The Famous Opportunity Cost

forkintheroad Opportunity Cost The Famous Opportunity Cost Forkintheroad

We all instinctively understand there are tradeoffs in our decisions. Choosing one thing means we can’t choose another. “You can’t have your cake and eat it, too.” In economics, this concept is explained as the opportunity cost. If you haven’t heard of the theory before, an opportunity cost—according to wikipedia—is “the value of the best alternative forgone where, given limited resources, a choice needs to be made between several mutually exclusive alternatives.” In simpler terms, it is the value of the next best opportunity.

For example, assume you’re considering attending graduate school. In your decision to go, you’re likely to analyze the decisions in terms of the thousands of dollars in price and the investment of your precious time. However, this is only half of the equation. You are also losing out on the income that you’d obtain working elsewhere. You’re also losing out on the work experience and career moves you’d make in place of graduate school. I’m not advocating on necessarily skipping college or graduate school per se, but it is important to understand the real costs involved. In fact, I’m 90% of the time in favor of obtaining more education.

Read Jeff Ronne's answer to Is college/university really worth it? on Quora

For a lighter example, there is a fantastic tool for calculating the opportunity cost of spending small amounts of money over long periods of time.
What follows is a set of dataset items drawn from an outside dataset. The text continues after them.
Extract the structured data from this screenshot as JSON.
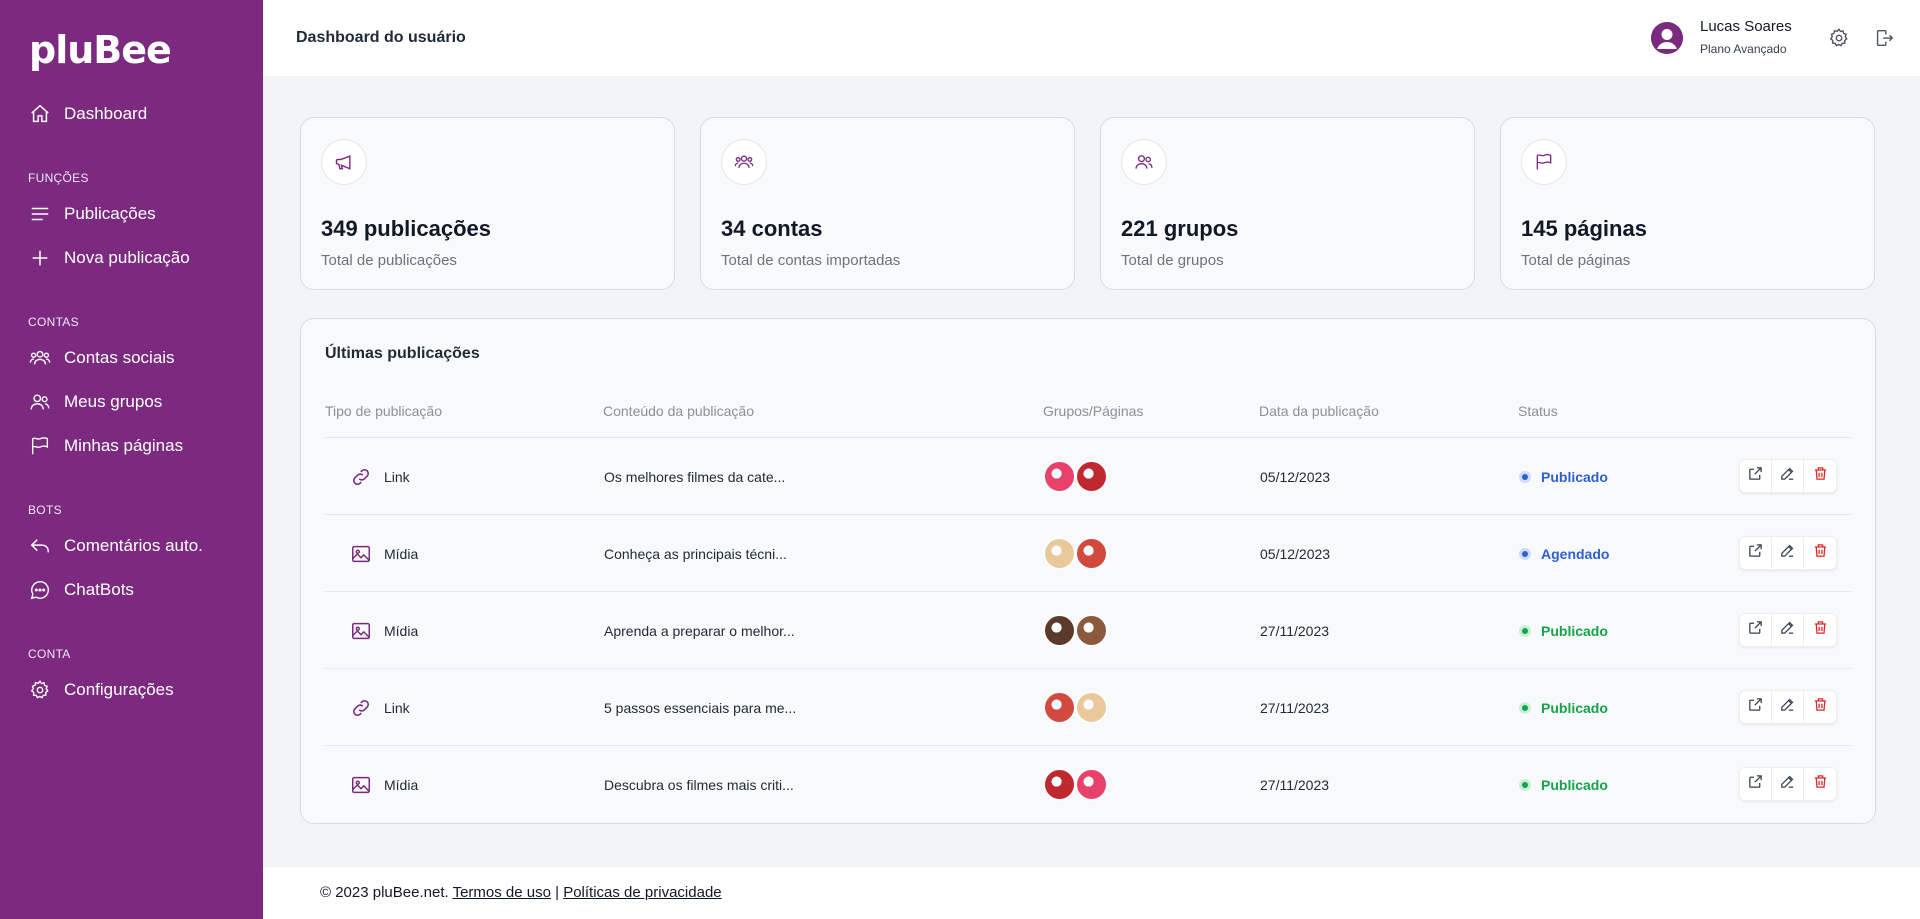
{
  "sidebar": {
    "logo": "pluBee",
    "dashboard": "Dashboard",
    "sections": {
      "funcoes": "FUNÇÕES",
      "contas": "CONTAS",
      "bots": "BOTS",
      "conta": "CONTA"
    },
    "items": {
      "publicacoes": "Publicações",
      "nova_publicacao": "Nova publicação",
      "contas_sociais": "Contas sociais",
      "meus_grupos": "Meus grupos",
      "minhas_paginas": "Minhas páginas",
      "comentarios": "Comentários auto.",
      "chatbots": "ChatBots",
      "configuracoes": "Configurações"
    },
    "icons": [
      "home-icon",
      "list-icon",
      "plus-icon",
      "users-icon",
      "user-group-icon",
      "flag-icon",
      "reply-icon",
      "chat-icon",
      "gear-icon"
    ]
  },
  "header": {
    "title": "Dashboard do usuário",
    "user_name": "Lucas Soares",
    "user_plan": "Plano Avançado"
  },
  "stats": [
    {
      "value": "349 publicações",
      "label": "Total de publicações",
      "icon": "megaphone-icon"
    },
    {
      "value": "34 contas",
      "label": "Total de contas importadas",
      "icon": "users-icon"
    },
    {
      "value": "221 grupos",
      "label": "Total de grupos",
      "icon": "user-group-icon"
    },
    {
      "value": "145 páginas",
      "label": "Total de páginas",
      "icon": "flag-icon"
    }
  ],
  "table": {
    "title": "Últimas publicações",
    "headers": [
      "Tipo de publicação",
      "Conteúdo da publicação",
      "Grupos/Páginas",
      "Data da publicação",
      "Status"
    ],
    "rows": [
      {
        "type": "Link",
        "content": "Os melhores filmes da cate...",
        "date": "05/12/2023",
        "status": "Publicado",
        "status_kind": "blue",
        "thumbs": [
          "#e8416a",
          "#c0282f"
        ]
      },
      {
        "type": "Mídia",
        "content": "Conheça as principais técni...",
        "date": "05/12/2023",
        "status": "Agendado",
        "status_kind": "blue",
        "thumbs": [
          "#e9c99a",
          "#d2493e"
        ]
      },
      {
        "type": "Mídia",
        "content": "Aprenda a preparar o melhor...",
        "date": "27/11/2023",
        "status": "Publicado",
        "status_kind": "green",
        "thumbs": [
          "#5b3a2a",
          "#8b5a3c"
        ]
      },
      {
        "type": "Link",
        "content": "5 passos essenciais para me...",
        "date": "27/11/2023",
        "status": "Publicado",
        "status_kind": "green",
        "thumbs": [
          "#d2493e",
          "#e9c99a"
        ]
      },
      {
        "type": "Mídia",
        "content": "Descubra os filmes mais criti...",
        "date": "27/11/2023",
        "status": "Publicado",
        "status_kind": "green",
        "thumbs": [
          "#c0282f",
          "#e8416a"
        ]
      }
    ]
  },
  "footer": {
    "copyright": "© 2023 pluBee.net.",
    "terms": "Termos de uso",
    "separator": "|",
    "privacy": "Políticas de privacidade"
  },
  "colors": {
    "brand": "#7b2a7f",
    "status_blue": "#2f5fd0",
    "status_green": "#16a34a",
    "danger": "#dc2626"
  }
}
Adding up the money you could spend on a few muffins every week over a long period of time will show you how small habits can add up. I think a more applicable name could be the Starbucks Calculator.

In all of these examples, one area is hard to quantify. The opportunity cost of the energy lost in deciding on which decision to make. Knowing that we have two mutually exclusive choices doesn’t help much in the decision making process if your anxiety about which choice to make leads to indecision. We always have a conflict in choosing where to allocate our time and money. That will never change. What can change is the stopping the constant assessment in our heads of “where we’d rather be” or “what we’d rather be doing.”